I looked baffled and the nurse says.. "He's gonna stick a camera down Austin's nose and he's NOT gonna like it."
Thirty minutes later, Austin, Jessica and I leave the ENT's office in shock. No it's not life threatening, leukemia or his heart... but it explains a lot and it shouldn't have been missed. The reason his nose is running is because he has reflux, there is a HOLE in the back of his throat where his soft palate is supposed to be and his the contents of his stomach is refluxing up into his nose. He isn't talking because, basically the palate is what helps you make sounds... and his isn't working. The bifid uvula.. is that "punching bag" that hangs down in the back of your throat. Austin's is split in two. How did they all miss THAT for nearly five years.
So now the appointments start again. A craniofacial expert who will examine how much soft palate Austin does have and decide if he will need corrective surgery. A GI doc who will determine how much DAMAGE has been done by the undiagnosed acid reflux that's been occurring for nearly five years. And, what if anything needs to done. Austin is on meds and already we can see a change in him.
He's happier.. more energetic. And we aren't constantly wiping his nose.

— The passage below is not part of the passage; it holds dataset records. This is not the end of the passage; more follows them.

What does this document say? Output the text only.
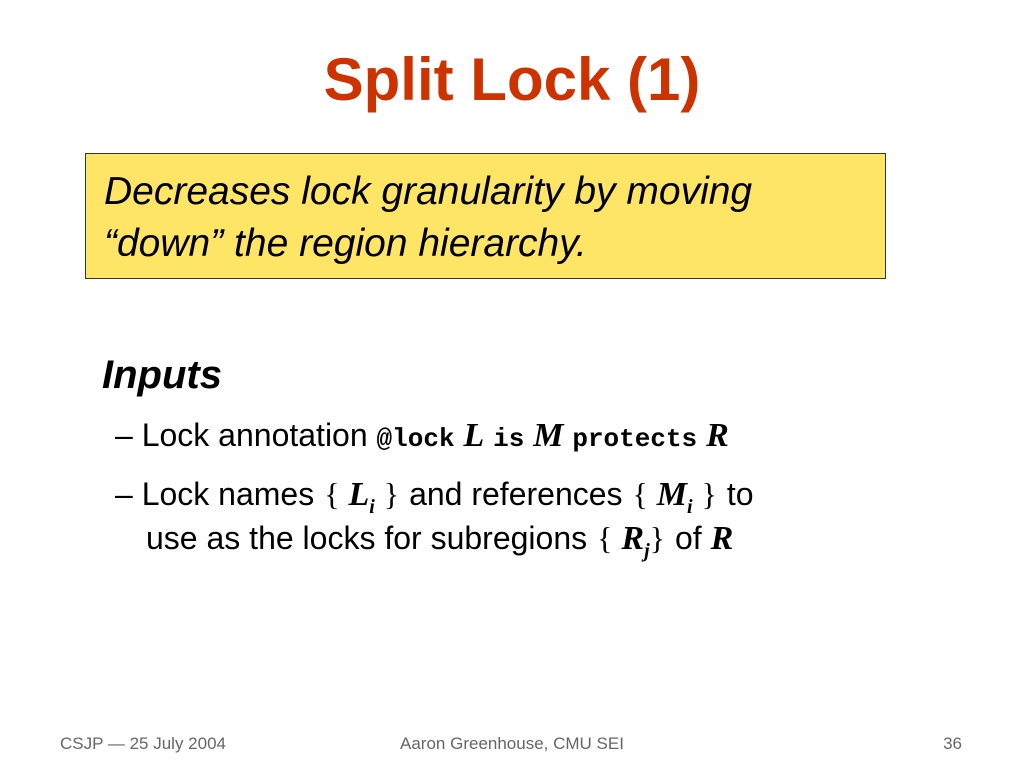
Split Lock (1)
Decreases lock granularity by moving
“down” the region hierarchy.
Inputs
– Lock annotation @lock L is M protects R
– Lock names { $L_i$ } and references { $M_i$ } to
use as the locks for subregions { $R_j$} of R
CSJP — 25 July 2004	Aaron Greenhouse, CMU SEI	36
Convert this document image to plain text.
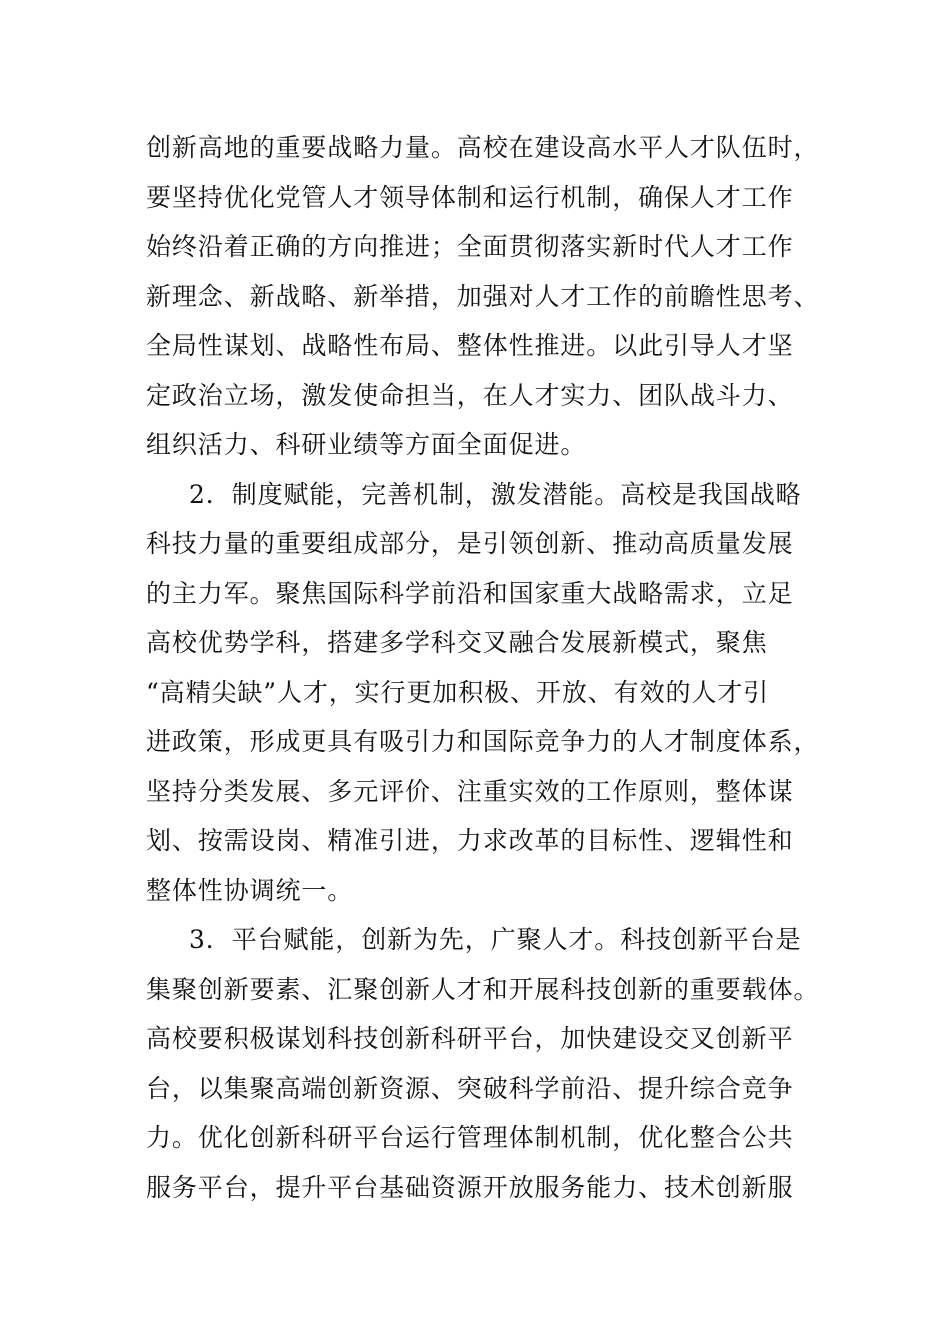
创新高地的重要战略力量。高校在建设高水平人才队伍时，
要坚持优化党管人才领导体制和运行机制，确保人才工作
始终沿着正确的方向推进；全面贯彻落实新时代人才工作
新理念、新战略、新举措，加强对人才工作的前瞻性思考、
全局性谋划、战略性布局、整体性推进。以此引导人才坚
定政治立场，激发使命担当，在人才实力、团队战斗力、
组织活力、科研业绩等方面全面促进。
2．制度赋能，完善机制，激发潜能。高校是我国战略
科技力量的重要组成部分，是引领创新、推动高质量发展
的主力军。聚焦国际科学前沿和国家重大战略需求，立足
高校优势学科，搭建多学科交叉融合发展新模式，聚焦
“高精尖缺”人才，实行更加积极、开放、有效的人才引
进政策，形成更具有吸引力和国际竞争力的人才制度体系，
坚持分类发展、多元评价、注重实效的工作原则，整体谋
划、按需设岗、精准引进，力求改革的目标性、逻辑性和
整体性协调统一。
3．平台赋能，创新为先，广聚人才。科技创新平台是
集聚创新要素、汇聚创新人才和开展科技创新的重要载体。
高校要积极谋划科技创新科研平台，加快建设交叉创新平
台，以集聚高端创新资源、突破科学前沿、提升综合竞争
力。优化创新科研平台运行管理体制机制，优化整合公共
服务平台，提升平台基础资源开放服务能力、技术创新服
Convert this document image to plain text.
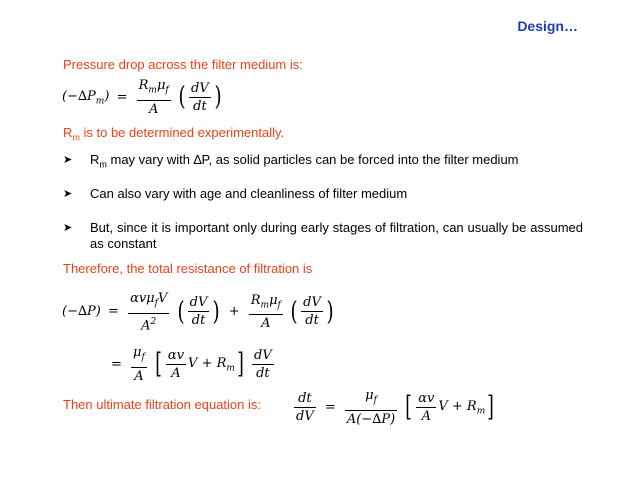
Design…
Pressure drop across the filter medium is:
$(-\Delta P_m) = \frac{R_m\mu_f}{A}$ ( $\frac{dV}{dt}$ )
$R_m$ is to be determined experimentally.
➤	$R_m$ may vary with ∆P, as solid particles can be forced into the filter medium
➤	Can also vary with age and cleanliness of filter medium
➤	But, since it is important only during early stages of filtration, can usually be assumed as constant
Therefore, the total resistance of filtration is
$(-\Delta P) = \frac{\alpha v\mu_fV}{A^2}$ ( $\frac{dV}{dt}$ ) + $\frac{R_m\mu_f}{A}$ ( $\frac{dV}{dt}$ )
= $\frac{\mu_f}{A}$ [ $\frac{\alpha v}{A}$ $V + R_m] \frac{dV}{dt}$
Then ultimate filtration equation is:	$\frac{dt}{dV} = \frac{\mu_f}{A(-\Delta P)}$ [ $\frac{\alpha v}{A}$ $V + R_m$]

Yeah. I mad at the doctors and professionals who didn't take the time to reason out why this child was spiting up and not talking. I mad they just jumped to conclusions without really LOOKing to see if there might be a physical reason for this condition. But I'm really madder at myself.
I should have pushed them harder. I really feel like I let Austin down. Acid reflux for nearly five years. What kind of pain must this kid have been in....
Keep the Faith.
And Pray that this IS the missing key to unlocking Austin's speech.